I was taking another look at the old ridership dataset SORTA shared with me last January, when I realized: there are a good many stops that have an average daily ridership of exactly zero1.
There are really a lot of them, and they’re pretty evenly distributed. About 1,000 of them by my count2, compared to ~2,650 with at least some daily riders(above in black). I seem to have missed this before by immediately visualizing all the stops with circles sized according to their total ridership…naturally, these stops simply failed to render.
Click the image above (or here) for a PDF that will let you look up close at the locations of ghost stops throughout the whole system. Red dots are ghost stops, black circles are stops with riders on an average day; their area is proportional to the number of riders. The average day, including weekends, has ~46,100 passenger trips, not counting TANK.
It’s important to note that the presence of these low-to-no rider stops may not be hurting anything if we’re OK with the lines serving them being there in the first place. If no one is getting on or off, the bus probably isn’t slowing down by stopping there.

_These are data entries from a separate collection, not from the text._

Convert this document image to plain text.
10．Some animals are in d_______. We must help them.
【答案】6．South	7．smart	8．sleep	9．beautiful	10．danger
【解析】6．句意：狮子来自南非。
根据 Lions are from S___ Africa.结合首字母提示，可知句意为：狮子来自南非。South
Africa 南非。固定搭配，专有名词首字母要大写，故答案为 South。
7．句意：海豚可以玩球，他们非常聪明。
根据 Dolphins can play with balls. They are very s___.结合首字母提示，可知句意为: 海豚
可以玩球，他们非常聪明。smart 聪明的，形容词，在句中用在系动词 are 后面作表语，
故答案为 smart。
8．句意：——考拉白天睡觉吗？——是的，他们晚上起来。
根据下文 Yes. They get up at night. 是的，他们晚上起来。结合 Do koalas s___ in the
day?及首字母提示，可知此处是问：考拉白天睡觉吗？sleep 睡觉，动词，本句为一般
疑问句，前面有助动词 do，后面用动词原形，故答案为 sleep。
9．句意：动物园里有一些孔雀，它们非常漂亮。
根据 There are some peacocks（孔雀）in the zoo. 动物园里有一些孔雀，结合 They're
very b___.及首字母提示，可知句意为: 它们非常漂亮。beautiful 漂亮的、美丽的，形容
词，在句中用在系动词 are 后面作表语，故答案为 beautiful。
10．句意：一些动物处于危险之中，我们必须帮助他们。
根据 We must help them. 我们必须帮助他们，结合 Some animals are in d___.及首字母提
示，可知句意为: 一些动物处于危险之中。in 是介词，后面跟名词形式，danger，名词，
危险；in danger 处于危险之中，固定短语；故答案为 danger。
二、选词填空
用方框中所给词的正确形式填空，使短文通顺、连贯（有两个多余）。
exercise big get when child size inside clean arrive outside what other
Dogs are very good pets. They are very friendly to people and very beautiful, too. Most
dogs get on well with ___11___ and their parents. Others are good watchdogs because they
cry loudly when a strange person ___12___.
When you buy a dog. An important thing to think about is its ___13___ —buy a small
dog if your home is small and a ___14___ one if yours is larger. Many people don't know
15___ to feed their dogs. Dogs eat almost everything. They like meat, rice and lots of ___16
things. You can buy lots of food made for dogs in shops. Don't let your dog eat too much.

It’d be interesting to see count of ghost stops that are at most 400 meters from a stop with a larger boarding value (and of the same line). And on the flip side, how many are legitimate access points to the system.

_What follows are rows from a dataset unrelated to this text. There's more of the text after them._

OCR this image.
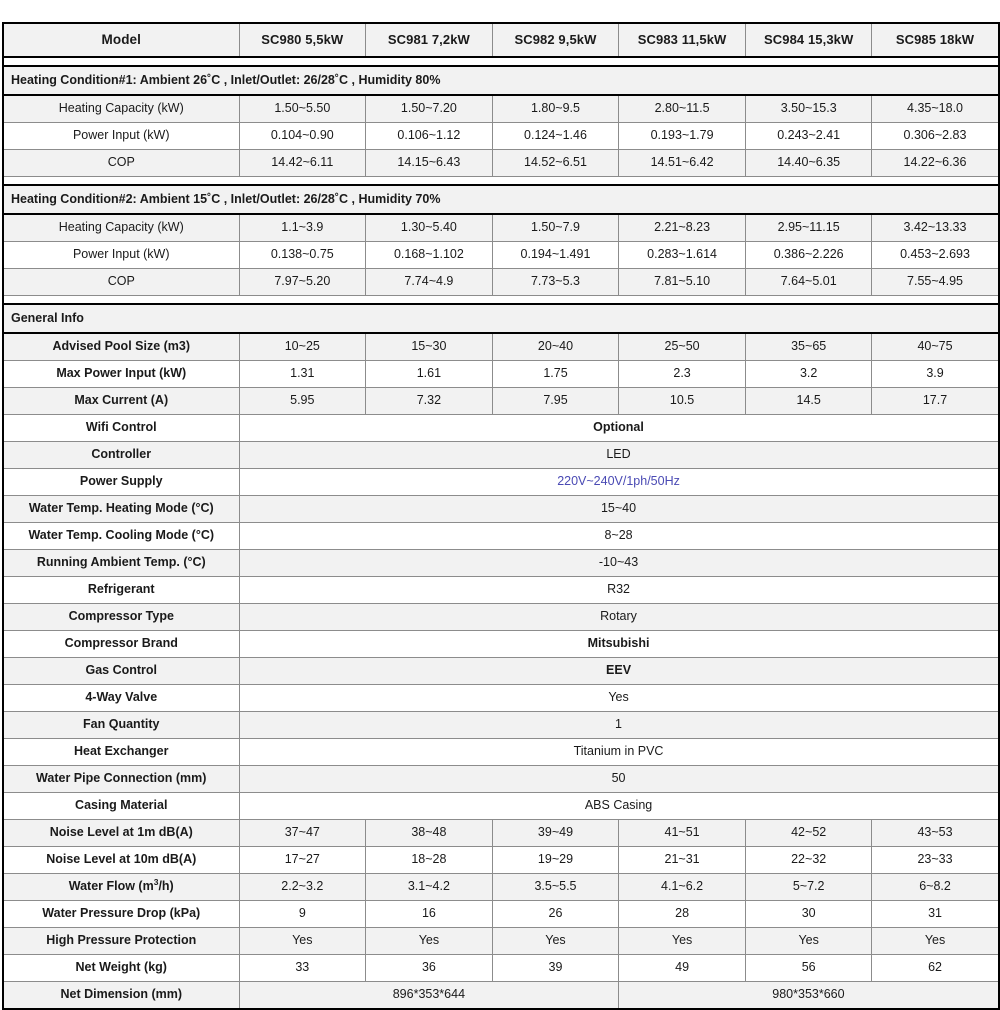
Model	SC980 5,5kW	SC981 7,2kW	SC982 9,5kW	SC983 11,5kW	SC984 15,3kW	SC985 18kW

Heating Condition#1: Ambient 26˚C , Inlet/Outlet: 26/28˚C , Humidity 80%						
Heating Capacity (kW)	1.50~5.50	1.50~7.20	1.80~9.5	2.80~11.5	3.50~15.3	4.35~18.0
Power Input (kW)	0.104~0.90	0.106~1.12	0.124~1.46	0.193~1.79	0.243~2.41	0.306~2.83
COP	14.42~6.11	14.15~6.43	14.52~6.51	14.51~6.42	14.40~6.35	14.22~6.36

Heating Condition#2: Ambient 15˚C , Inlet/Outlet: 26/28˚C , Humidity 70%						
Heating Capacity (kW)	1.1~3.9	1.30~5.40	1.50~7.9	2.21~8.23	2.95~11.15	3.42~13.33
Power Input (kW)	0.138~0.75	0.168~1.102	0.194~1.491	0.283~1.614	0.386~2.226	0.453~2.693
COP	7.97~5.20	7.74~4.9	7.73~5.3	7.81~5.10	7.64~5.01	7.55~4.95

General Info						
Advised Pool Size (m3)	10~25	15~30	20~40	25~50	35~65	40~75
Max Power Input (kW)	1.31	1.61	1.75	2.3	3.2	3.9
Max Current (A)	5.95	7.32	7.95	10.5	14.5	17.7
Wifi Control	Optional					
Controller	LED					
Power Supply	220V~240V/1ph/50Hz					
Water Temp. Heating Mode (°C)	15~40					
Water Temp. Cooling Mode (°C)	8~28					
Running Ambient Temp. (°C)	-10~43					
Refrigerant	R32					
Compressor Type	Rotary					
Compressor Brand	Mitsubishi					
Gas Control	EEV					
4-Way Valve	Yes					
Fan Quantity	1					
Heat Exchanger	Titanium in PVC					
Water Pipe Connection (mm)	50					
Casing Material	ABS Casing					
Noise Level at 1m dB(A)	37~47	38~48	39~49	41~51	42~52	43~53
Noise Level at 10m dB(A)	17~27	18~28	19~29	21~31	22~32	23~33
Water Flow $(m^3/h)$	2.2~3.2	3.1~4.2	3.5~5.5	4.1~6.2	5~7.2	6~8.2
Water Pressure Drop (kPa)	9	16	26	28	30	31
High Pressure Protection	Yes	Yes	Yes	Yes	Yes	Yes
Net Weight (kg)	33	36	39	49	56	62
Net Dimension (mm)	896*353*644			980*353*660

Wish and you shall receive…eventually ;-)
I’d be interested in seeing the unrounded numbers on a log scale. Most of these stops have undoubtedly had riders in the past, just less than 1 a day on average. Logging would pull out occasional riders (0.01 riders per day = -2 logged, etc) and real dead zones in a way that would probably be more revealing.
The 1900 block of Greenup Street in Covington has two bus stops on the same block. I used to love pointing this out in staff meetings at TANK. I felt if there was ever a compelling reason to re-visit the bus stop spacing policy it was this egregious example.
If I recall however, the consensus was always that if one of the stops never got used, it was no detriment to the system, but if that stop allowed one more person to use the bus, it was probably worth it.
This is a classic value statement, and I learned to accept it. One rider using one stop on one day didn’t negatively impact the service (because the incremental delay was so small). And it was important for TANK, an agency charged with meeting the transportation needs of the entire Northern Kentucky community, to do their best to meet the needs of EVERYONE.
I’ve refined my view on this policy in time. If an agency is willing and able to monitor these types of situations to ensure that system-wide impact is minimal, that’s fine with me. I’d probably guess that 5% redundant stops system-wide is tolerable. But if you don’t monitor it, or let the redundancy grow much larger this kind of attrition takes over your service. Trips become longer for passengers and more expensive for an agency to operate.
Unused stops create an opportunity for new riders to use a service. It’s not inherently wrong for a stop to sit unused, but it is wrong if that stop penalizes other riders. Honoring service standards like bus stop spacing is a good way to ensure that unused stops don’t impact your service.
Final note: Metro’s data show that something like 30% of stops are unused on an average weekday. What if you did a 100% count for a month or year? I’m curious to know how many stops TRULY go unused.
I wish I could answer your last question…if only I had access to the raw data! All I have are rounded daily averages and no one at SORTA seems to have the time…
But yeah. I think for most of these ’empty’ stops, since they’re all on lower-frequency lines, it’s probably more useful to ignore most of the stops and think of the line itself as practically a hail-a-ride type service. I when I was first using transit(SARTA in Stark County), there wern’t any stops near me, but I could just wait by the road and hail the bus when it went by. For the amount of riders they had, it probably just wasn’t worth the bother or expense to put up signs except at major destinations. And of course the drivers were happy to stop anywhere they could safely do so.